When debt is overwhelming you, it might feel counterintuitive to fork out for anything other than bills and repayments. However, while at a fee, financial advisors can be your pathway to escaping a debt crunch with solutions that provide the best outcomes for your specific situation. Getting out of debt is a lot more than ‘earn more money, spend less’. It is rarely that simple, and can be made even more confusing and complicated if you’re working your way through it alone. So, what are you paying for when you enlist the help of a financial advisor and why use one?
Firstly, what is a financial advisor?
Essentially, financial advisors are qualified and experienced financial professionals who have a deep understanding of how to achieve financial goals and escape crippling debt. Their knowledge means they can advise you on solutions and pathways for your financial plan that you may not know existed, or did not know were applicable to you. They can also take the fear and stigma away from debt solution outcomes (especially for solutions like insolvency and bankruptcy - while they are often pitted as doomed outcomes, they can sometimes be the most positive step forward).

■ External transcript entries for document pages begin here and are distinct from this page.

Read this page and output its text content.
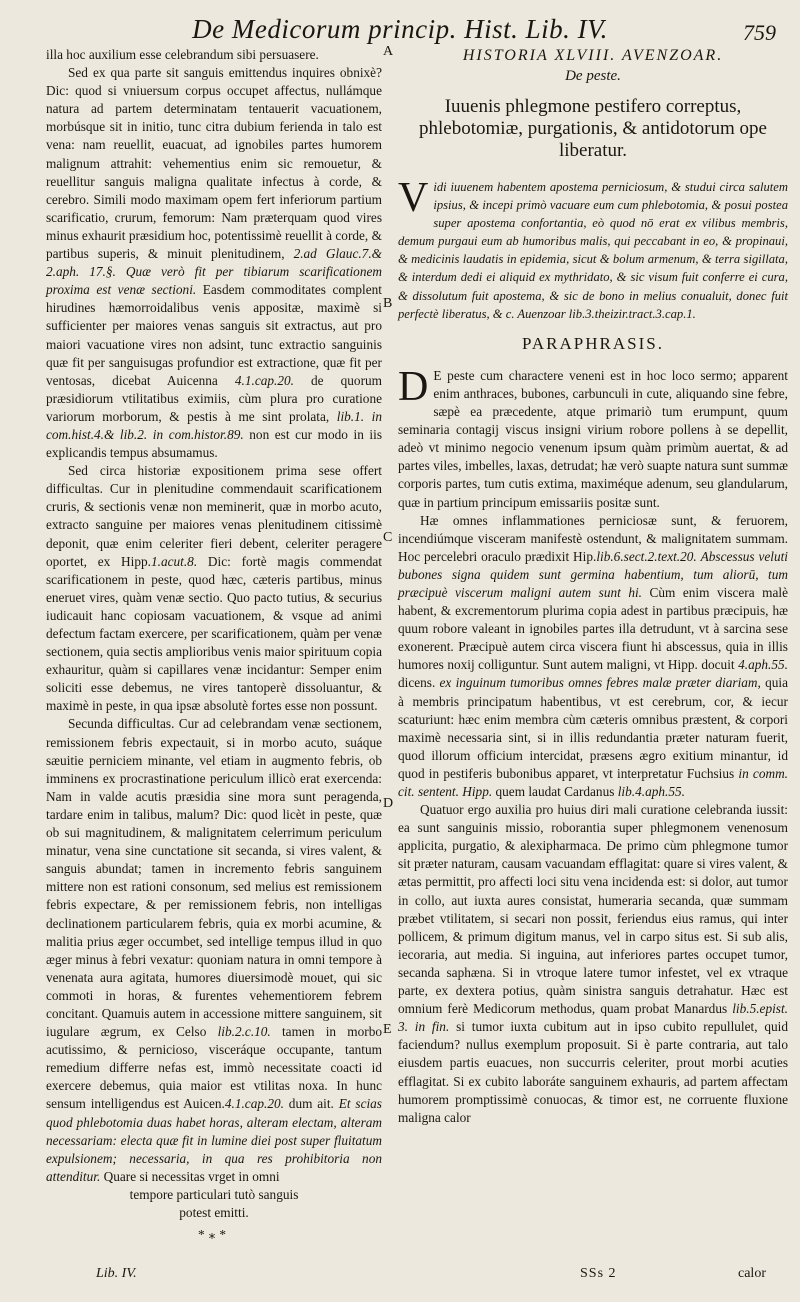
De Medicorum princip. Hist. Lib. IV.	759

illa hoc auxilium esse celebrandum sibi persuasere.

Sed ex qua parte sit sanguis emittendus inquires obnixè? Dic: quod si vniuersum corpus occupet affectus, nullámque natura ad partem determinatam tentauerit vacuationem, morbúsque sit in initio, tunc citra dubium ferienda in talo est vena: nam reuellit, euacuat, ad ignobiles partes humorem malignum attrahit: vehementius enim sic remouetur, & reuellitur sanguis maligna qualitate infectus à corde, & cerebro. Simili modo maximam opem fert inferiorum partium scarificatio, crurum, femorum: Nam præterquam quod vires minus exhaurit præsidium hoc, potentissimè reuellit à corde, & partibus superis, & minuit plenitudinem, 2.ad Glauc.7.& 2.aph. 17.§. Quæ verò fit per tibiarum scarificationem proxima est venæ sectioni. Easdem commoditates complent hirudines hæmorroidalibus venis appositæ, maximè si sufficienter per maiores venas sanguis sit extractus, aut pro maiori vacuatione vires non adsint, tunc extractio sanguinis quæ fit per sanguisugas profundior est extractione, quæ fit per ventosas, dicebat Auicenna 4.1.cap.20. de quorum præsidiorum vtilitatibus eximiis, cùm plura pro curatione variorum morborum, & pestis à me sint prolata, lib.1. in com.hist.4.& lib.2. in com.histor.89. non est cur modo in iis explicandis tempus absumamus.

Sed circa historiæ expositionem prima sese offert difficultas. Cur in plenitudine commendauit scarificationem cruris, & sectionis venæ non meminerit, quæ in morbo acuto, extracto sanguine per maiores venas plenitudinem citissimè deponit, quæ enim celeriter fieri debent, celeriter peragere oportet, ex Hipp.1.acut.8. Dic: fortè magis commendat scarificationem in peste, quod hæc, cæteris partibus, minus eneruet vires, quàm venæ sectio. Quo pacto tutius, & securius iudicauit hanc copiosam vacuationem, & vsque ad animi defectum factam exercere, per scarificationem, quàm per venæ sectionem, quia sectis amplioribus venis maior spirituum copia exhauritur, quàm si capillares venæ incidantur: Semper enim soliciti esse debemus, ne vires tantoperè dissoluantur, & maximè in peste, in qua ipsæ absolutè fortes esse non possunt.

Secunda difficultas. Cur ad celebrandam venæ sectionem, remissionem febris expectauit, si in morbo acuto, suáque sæuitie perniciem minante, vel etiam in augmento febris, ob imminens ex procrastinatione periculum illicò erat exercenda: Nam in valde acutis præsidia sine mora sunt peragenda, tardare enim in talibus, malum? Dic: quod licèt in peste, quæ ob sui magnitudinem, & malignitatem celerrimum periculum minatur, vena sine cunctatione sit secanda, si vires valent, & sanguis abundat; tamen in incremento febris sanguinem mittere non est rationi consonum, sed melius est remissionem febris expectare, & per remissionem febris, non intelligas declinationem particularem febris, quia ex morbi acumine, & malitia prius æger occumbet, sed intellige tempus illud in quo æger minus à febri vexatur: quoniam natura in omni tempore à venenata aura agitata, humores diuersimodè mouet, qui sic commoti in horas, & furentes vehementiorem febrem concitant. Quamuis autem in accessione mittere sanguinem, sit iugulare ægrum, ex Celso lib.2.c.10. tamen in morbo acutissimo, & pernicioso, visceráque occupante, tantum remedium differre nefas est, immò necessitate coacti id exercere debemus, quia maior est vtilitas noxa. In hunc sensum intelligendus est Auicen.4.1.cap.20. dum ait. Et scias quod phlebotomia duas habet horas, alteram electam, alteram necessariam: electa quæ fit in lumine diei post super fluitatum expulsionem; necessaria, in qua res prohibitoria non attenditur. Quare si necessitas vrget in omni

tempore particulari tutò sanguis

potest emitti.

*⁎*

A
B
C
D
E

HISTORIA XLVIII. AVENZOAR.

De peste.

Iuuenis phlegmone pestifero correptus, phlebotomiæ, purgationis, & antidotorum ope liberatur.

Vidi iuuenem habentem apostema perniciosum, & studui circa salutem ipsius, & incepi primò vacuare eum cum phlebotomia, & posui postea super apostema confortantia, eò quod nō erat ex vilibus membris, demum purgaui eum ab humoribus malis, qui peccabant in eo, & propinaui, & medicinis laudatis in epidemia, sicut & bolum armenum, & terra sigillata, & interdum dedi ei aliquid ex mythridato, & sic visum fuit conferre ei cura, & dissolutum fuit apostema, & sic de bono in melius conualuit, donec fuit perfectè liberatus, & c. Auenzoar lib.3.theizir.tract.3.cap.1.

PARAPHRASIS.

D E peste cum charactere veneni est in hoc loco sermo; apparent enim anthraces, bubones, carbunculi in cute, aliquando sine febre, sæpè ea præcedente, atque primariò tum erumpunt, quum seminaria contagij viscus insigni virium robore pollens à se depellit, adeò vt minimo negocio venenum ipsum quàm primùm auertat, & ad partes viles, imbelles, laxas, detrudat; hæ verò suapte natura sunt summæ corporis partes, tum cutis extima, maximéque adenum, seu glandularum, quæ in partium principum emissariis positæ sunt.

Hæ omnes inflammationes perniciosæ sunt, & feruorem, incendiúmque visceram manifestè ostendunt, & malignitatem summam. Hoc percelebri oraculo prædixit Hip.lib.6.sect.2.text.20. Abscessus veluti bubones signa quidem sunt germina habentium, tum aliorū, tum præcipuè viscerum maligni autem sunt hi. Cùm enim viscera malè habent, & excrementorum plurima copia adest in partibus præcipuis, hæ quum robore valeant in ignobiles partes illa detrudunt, vt à sarcina sese exonerent. Præcipuè autem circa viscera fiunt hi abscessus, quia in illis humores noxij colliguntur. Sunt autem maligni, vt Hipp. docuit 4.aph.55. dicens. ex inguinum tumoribus omnes febres malæ præter diariam, quia à membris principatum habentibus, vt est cerebrum, cor, & iecur scaturiunt: hæc enim membra cùm cæteris omnibus præstent, & corpori maximè necessaria sint, si in illis redundantia præter naturam fuerit, quod illorum officium intercidat, præsens ægro exitium minantur, id quod in pestiferis bubonibus apparet, vt interpretatur Fuchsius in comm. cit. sentent. Hipp. quem laudat Cardanus lib.4.aph.55.

Quatuor ergo auxilia pro huius diri mali curatione celebranda iussit: ea sunt sanguinis missio, roborantia super phlegmonem venenosum applicita, purgatio, & alexipharmaca. De primo cùm phlegmone tumor sit præter naturam, causam vacuandam efflagitat: quare si vires valent, & ætas permittit, pro affecti loci situ vena incidenda est: si dolor, aut tumor in collo, aut iuxta aures consistat, humeraria secanda, quæ summam præbet vtilitatem, si secari non possit, feriendus eius ramus, qui inter pollicem, & primum digitum manus, vel in carpo situs est. Si sub alis, iecoraria, aut media. Si inguina, aut inferiores partes occupet tumor, secanda saphæna. Si in vtroque latere tumor infestet, vel ex vtraque parte, ex dextera potius, quàm sinistra sanguis detrahatur. Hæc est omnium ferè Medicorum methodus, quam probat Manardus lib.5.epist. 3. in fin. si tumor iuxta cubitum aut in ipso cubito repullulet, quid faciendum? nullus exemplum proposuit. Si è parte contraria, aut talo eiusdem partis euacues, non succurris celeriter, prout morbi acuties efflagitat. Si ex cubito laboráte sanguinem exhauris, ad partem affectam humorem promptissimè conuocas, & timor est, ne corruente fluxione maligna calor

Lib. IV.	SSs 2	calor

How can a financial advisor help me get out of debt and are they worth it?
The best function a financial advisor provides is clear paths to your best case scenario out of debt. They can help you streamline your debts and repayments, offer pathways to get out of certain debts faster and create realistic and sustainable strategies for working through those debts. Financial advisors can also ensure that you are aware of the protocols required for some solutions (such as bankruptcy) and guide you through the aftermath. It’s not all doom and gloom, financial advisors can not only pull you through your debt, they can help to set you up for the future to avoid facing the same situation again.
Is it a good idea to enlist a financial advisor when I owe money?
In the long run, you will be financially better off to have a financial advisor guide you through your finances than to continue on your own, if you’re feeling overwhelmed without a strategy. The costs you could be saving that could be absorbed back to your creditors, the unnecessary interest accrued while you attempt to find solutions, or having incorrect assumptions (both that you are in worse condition and better condition) about your financial health can cost you far more than the fee of a financial advisor.
How can a financial advisor help a small business?
While financial advisors can be a great benefit to your individual finances, they are especially helpful to small business owners. Small businesses have a lot of incoming and outgoing funds, and the bills are not as streamlined as personal finances. The management of them is also a constant balance as you work on your actual business product or service offering, and time (or lack of) is often a big factor in not keeping up to date with financial obligations. Having a financial advisor guide your small business debts, planning and projections can mean you save money, have valuable business plans in place, invest sustainably and offer you significantly less risk of running into financial issues that can lead to insolvency or bankruptcy down the line.
What questions should you ask a financial advisor?
There are many questions to ask your financial advisor, depending on the issue you have and want a solution for. A lot of what will occur when you’re seeking the help of a financial advisor is that you will be asked a lot of questions so that they can best navigate to the right solution for you to work toward. However, once that is done, you will (or should) be asked, ‘Do you have any questions for us?’. Very often, it can feel too on-the-spot and the opportunity is missed. However, it is very worth your while to arm yourself with a list of questions that will help you better gauge if this financial advisor is right for you, and if there pathways are the best for you. The answer to the following question is arguably the most important and will be the foundation of your entire experience with them: Are you a fiduciary?
If this is a new term, it’s basically asking if their service’s MO is based on finding bespoke solutions in the best interest of clients (so, a yes to the question), or if they offer a one-size-fits-all solution that may or may not benefit you specifically. Of course, few will degrade their services to you… But, to follow up, ask them the specific ways they are fiduciary and if they have any examples to share.
This is also an opportunity to find out:
How much are your fees and what is involved with ongoing costs? (Do I pay for every phone call?)
What will our communication process consist of?
What will you need from me, specifically?
How often can I expect updates?
How will I be kept informed?
There will be plenty of other questions as you go, but these are the preliminary ones to ask to help you best decide a good fit.
Financial advisors’ immense knowledge on how to best organise, structure and manage your finances can make a big difference to your short, mid and long term financial goals and needs.